We are talking about psychotherapy TVAA. Not “therapies that are far more invasive than psychotherapy”. I am still waiting to see some evidence that anyone can be forced to change through psychotherapy, against their will.

My post may be the most stupid and ignorant thing you have read on the SDMB, but your viewpont is understandable given your evident lack of understanding of how psychological therapy works.

** No, you’re talking about psychotherapy. Psychiatric treatments go way beyond a little therapy.

Traditional psychotherapy doesn’t even work. It’s been almost completely replaced by cognitive behavioral therapy and social interventions.

I don’t know what kind of qualifications you people claim to have, but psychiatry has come to rely heavily on pharmaceuticals, and if you’re not aware of that, then I seriously doubt your clinical experience. An increasing proportion of diagnoses are being made by general physicians with checklists.

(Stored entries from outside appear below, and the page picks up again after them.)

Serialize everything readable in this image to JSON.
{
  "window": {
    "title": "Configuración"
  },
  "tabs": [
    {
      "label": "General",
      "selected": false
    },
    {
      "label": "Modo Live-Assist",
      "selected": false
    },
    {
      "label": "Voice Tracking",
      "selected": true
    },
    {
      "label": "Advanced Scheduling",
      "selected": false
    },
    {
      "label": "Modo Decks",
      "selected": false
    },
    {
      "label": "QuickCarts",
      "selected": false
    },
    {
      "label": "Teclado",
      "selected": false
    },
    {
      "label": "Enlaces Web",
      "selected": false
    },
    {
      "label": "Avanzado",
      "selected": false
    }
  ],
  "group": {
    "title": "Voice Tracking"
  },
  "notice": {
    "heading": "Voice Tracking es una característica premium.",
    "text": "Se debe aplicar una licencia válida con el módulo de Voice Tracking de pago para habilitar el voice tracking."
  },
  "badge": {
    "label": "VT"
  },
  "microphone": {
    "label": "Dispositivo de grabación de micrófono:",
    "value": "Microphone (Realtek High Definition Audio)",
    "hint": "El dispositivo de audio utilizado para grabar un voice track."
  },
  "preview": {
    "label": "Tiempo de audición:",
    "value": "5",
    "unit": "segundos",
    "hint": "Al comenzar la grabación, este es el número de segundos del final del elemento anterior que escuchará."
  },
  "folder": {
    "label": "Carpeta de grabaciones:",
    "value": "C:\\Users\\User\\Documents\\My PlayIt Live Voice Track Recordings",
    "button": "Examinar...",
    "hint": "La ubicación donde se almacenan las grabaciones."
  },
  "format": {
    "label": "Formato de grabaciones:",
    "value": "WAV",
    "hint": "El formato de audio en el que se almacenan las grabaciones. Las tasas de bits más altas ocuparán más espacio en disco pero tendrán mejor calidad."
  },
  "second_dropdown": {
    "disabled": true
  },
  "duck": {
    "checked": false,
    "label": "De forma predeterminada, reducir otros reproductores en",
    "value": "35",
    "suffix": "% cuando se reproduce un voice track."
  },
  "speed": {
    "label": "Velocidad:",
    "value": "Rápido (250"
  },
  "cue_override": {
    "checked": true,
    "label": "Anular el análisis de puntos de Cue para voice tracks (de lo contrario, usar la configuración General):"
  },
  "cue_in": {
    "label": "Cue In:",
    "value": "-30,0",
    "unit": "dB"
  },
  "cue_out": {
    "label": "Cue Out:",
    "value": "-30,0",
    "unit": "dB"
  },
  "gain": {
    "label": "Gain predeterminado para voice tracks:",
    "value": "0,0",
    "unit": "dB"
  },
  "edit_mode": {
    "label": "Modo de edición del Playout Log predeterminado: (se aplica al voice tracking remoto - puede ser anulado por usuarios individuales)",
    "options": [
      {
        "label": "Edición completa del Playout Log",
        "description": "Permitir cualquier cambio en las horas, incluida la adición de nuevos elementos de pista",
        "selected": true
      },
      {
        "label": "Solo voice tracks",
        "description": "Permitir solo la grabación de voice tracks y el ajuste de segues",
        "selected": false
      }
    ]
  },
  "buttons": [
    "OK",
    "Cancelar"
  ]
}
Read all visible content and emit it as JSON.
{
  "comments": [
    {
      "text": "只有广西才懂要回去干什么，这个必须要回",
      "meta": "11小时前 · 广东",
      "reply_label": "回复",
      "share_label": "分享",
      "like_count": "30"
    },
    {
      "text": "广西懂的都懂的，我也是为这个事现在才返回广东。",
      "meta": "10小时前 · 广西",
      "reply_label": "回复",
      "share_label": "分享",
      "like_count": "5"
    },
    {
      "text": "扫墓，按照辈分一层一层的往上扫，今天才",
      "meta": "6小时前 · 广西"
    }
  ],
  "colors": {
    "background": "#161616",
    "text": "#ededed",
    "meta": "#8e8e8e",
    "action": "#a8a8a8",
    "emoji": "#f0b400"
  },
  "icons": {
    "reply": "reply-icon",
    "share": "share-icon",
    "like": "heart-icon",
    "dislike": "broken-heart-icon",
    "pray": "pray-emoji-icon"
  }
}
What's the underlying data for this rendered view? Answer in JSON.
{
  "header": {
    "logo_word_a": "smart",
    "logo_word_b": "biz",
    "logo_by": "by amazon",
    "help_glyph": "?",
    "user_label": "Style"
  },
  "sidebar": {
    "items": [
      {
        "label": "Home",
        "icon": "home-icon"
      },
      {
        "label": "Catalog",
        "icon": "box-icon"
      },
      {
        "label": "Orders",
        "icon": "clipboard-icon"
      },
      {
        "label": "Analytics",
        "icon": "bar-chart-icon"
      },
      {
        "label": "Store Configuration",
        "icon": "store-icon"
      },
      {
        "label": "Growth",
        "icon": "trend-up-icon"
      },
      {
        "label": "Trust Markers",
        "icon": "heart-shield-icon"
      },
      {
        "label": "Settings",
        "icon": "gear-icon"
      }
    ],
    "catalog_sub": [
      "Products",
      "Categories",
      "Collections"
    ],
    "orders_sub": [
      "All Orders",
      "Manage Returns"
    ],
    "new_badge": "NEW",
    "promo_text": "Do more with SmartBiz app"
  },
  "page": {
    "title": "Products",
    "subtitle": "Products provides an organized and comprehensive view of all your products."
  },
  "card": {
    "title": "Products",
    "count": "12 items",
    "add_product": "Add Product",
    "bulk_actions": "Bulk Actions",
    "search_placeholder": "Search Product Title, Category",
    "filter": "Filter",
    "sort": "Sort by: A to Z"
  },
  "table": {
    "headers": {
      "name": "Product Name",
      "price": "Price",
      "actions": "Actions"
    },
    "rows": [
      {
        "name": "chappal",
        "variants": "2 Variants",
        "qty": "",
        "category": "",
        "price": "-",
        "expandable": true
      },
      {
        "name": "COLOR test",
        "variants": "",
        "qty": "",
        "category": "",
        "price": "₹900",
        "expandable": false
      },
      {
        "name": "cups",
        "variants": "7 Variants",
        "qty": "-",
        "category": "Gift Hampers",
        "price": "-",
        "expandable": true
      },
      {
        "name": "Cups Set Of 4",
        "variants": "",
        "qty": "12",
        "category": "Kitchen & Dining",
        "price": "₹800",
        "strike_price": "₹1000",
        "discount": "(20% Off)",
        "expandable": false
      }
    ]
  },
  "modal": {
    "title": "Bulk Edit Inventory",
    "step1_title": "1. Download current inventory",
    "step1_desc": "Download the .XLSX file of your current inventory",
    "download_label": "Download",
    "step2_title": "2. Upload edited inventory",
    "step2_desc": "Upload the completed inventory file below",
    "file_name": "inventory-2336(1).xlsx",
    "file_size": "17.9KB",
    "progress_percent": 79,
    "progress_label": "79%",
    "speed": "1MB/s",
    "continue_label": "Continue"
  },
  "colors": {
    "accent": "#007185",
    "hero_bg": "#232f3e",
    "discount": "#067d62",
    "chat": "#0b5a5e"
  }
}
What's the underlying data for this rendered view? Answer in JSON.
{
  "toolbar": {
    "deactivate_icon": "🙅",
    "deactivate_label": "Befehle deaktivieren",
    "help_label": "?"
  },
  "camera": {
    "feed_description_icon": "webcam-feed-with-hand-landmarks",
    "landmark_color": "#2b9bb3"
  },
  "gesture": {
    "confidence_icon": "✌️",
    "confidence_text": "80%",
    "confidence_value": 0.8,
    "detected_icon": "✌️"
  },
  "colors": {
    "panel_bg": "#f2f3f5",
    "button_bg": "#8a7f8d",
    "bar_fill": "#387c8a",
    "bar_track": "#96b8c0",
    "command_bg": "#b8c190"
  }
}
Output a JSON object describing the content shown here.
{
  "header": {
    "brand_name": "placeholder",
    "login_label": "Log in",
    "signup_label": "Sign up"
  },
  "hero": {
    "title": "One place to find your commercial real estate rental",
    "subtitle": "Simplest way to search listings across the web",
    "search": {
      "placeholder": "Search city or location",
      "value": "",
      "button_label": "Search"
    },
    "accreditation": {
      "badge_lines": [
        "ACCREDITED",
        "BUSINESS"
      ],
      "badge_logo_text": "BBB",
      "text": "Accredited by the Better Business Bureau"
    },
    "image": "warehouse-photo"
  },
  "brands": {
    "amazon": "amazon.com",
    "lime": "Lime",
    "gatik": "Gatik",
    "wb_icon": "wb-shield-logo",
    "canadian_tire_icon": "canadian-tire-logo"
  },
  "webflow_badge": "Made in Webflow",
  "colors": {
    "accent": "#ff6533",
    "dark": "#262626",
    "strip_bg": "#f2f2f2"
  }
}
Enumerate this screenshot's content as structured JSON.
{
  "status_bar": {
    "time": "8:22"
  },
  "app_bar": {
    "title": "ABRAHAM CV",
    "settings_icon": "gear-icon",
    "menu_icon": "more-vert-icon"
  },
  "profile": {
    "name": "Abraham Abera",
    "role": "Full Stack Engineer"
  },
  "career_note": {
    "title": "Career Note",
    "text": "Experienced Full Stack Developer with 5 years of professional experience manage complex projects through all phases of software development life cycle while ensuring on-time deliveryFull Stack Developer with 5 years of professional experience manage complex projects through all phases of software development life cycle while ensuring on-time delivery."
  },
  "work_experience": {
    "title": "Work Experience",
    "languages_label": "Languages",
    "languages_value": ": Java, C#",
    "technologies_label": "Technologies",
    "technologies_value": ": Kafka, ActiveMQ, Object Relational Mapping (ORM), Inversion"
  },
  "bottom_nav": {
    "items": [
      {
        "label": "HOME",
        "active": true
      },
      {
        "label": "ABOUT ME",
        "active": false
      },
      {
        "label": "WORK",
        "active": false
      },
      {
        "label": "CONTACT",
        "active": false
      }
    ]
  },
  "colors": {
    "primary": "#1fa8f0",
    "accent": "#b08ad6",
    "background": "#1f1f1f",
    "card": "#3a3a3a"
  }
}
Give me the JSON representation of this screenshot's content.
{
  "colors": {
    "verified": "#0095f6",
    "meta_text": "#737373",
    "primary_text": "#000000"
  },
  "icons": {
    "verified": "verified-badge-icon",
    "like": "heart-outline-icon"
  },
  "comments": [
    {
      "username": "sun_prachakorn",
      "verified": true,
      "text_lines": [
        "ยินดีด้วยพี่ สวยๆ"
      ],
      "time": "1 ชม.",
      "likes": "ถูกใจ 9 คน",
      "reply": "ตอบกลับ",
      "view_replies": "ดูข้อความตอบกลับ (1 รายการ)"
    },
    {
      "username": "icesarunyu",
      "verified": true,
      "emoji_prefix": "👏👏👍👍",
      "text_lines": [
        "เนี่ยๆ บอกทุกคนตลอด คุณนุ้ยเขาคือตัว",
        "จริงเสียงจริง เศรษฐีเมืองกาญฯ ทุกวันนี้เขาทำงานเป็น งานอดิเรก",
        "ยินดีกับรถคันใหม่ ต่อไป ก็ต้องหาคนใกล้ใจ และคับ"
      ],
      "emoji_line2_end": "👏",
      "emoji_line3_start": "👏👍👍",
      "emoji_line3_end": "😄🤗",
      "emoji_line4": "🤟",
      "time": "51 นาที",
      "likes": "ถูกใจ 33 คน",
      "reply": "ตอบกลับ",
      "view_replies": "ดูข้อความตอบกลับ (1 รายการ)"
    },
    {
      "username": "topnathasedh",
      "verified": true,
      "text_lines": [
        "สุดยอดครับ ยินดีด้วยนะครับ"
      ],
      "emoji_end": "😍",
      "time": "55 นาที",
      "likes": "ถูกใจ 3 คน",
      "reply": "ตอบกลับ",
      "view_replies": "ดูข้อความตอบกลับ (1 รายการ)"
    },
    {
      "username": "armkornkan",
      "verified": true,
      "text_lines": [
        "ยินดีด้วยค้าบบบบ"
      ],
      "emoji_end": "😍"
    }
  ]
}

** You’re kidding, right? I take it you haven’t read many of my previous posts on these boards.

** Citations for what? That children and adolescents are generally not given a say in the therapies they’re given? That there are still professionals who think that a serious psychiatric diagnosis means a person is incapable of reason or valid opinions? That these labels, no matter how well intentioned, can easily become attributed for all of a person’s actions?

The problem is NOT that professionals create labels to refer to commonly-seen relationships between behaviors, but that these labels are treated as if they were underlying conditions that are responsible for those behaviors.

** The standards don’t always need to be broken for abuses to occur.

AHunter3 had an excellent post a while ago about his experiences with the mental health system. Why don’t you go read it for an example of what can happen when the rules are obeyed?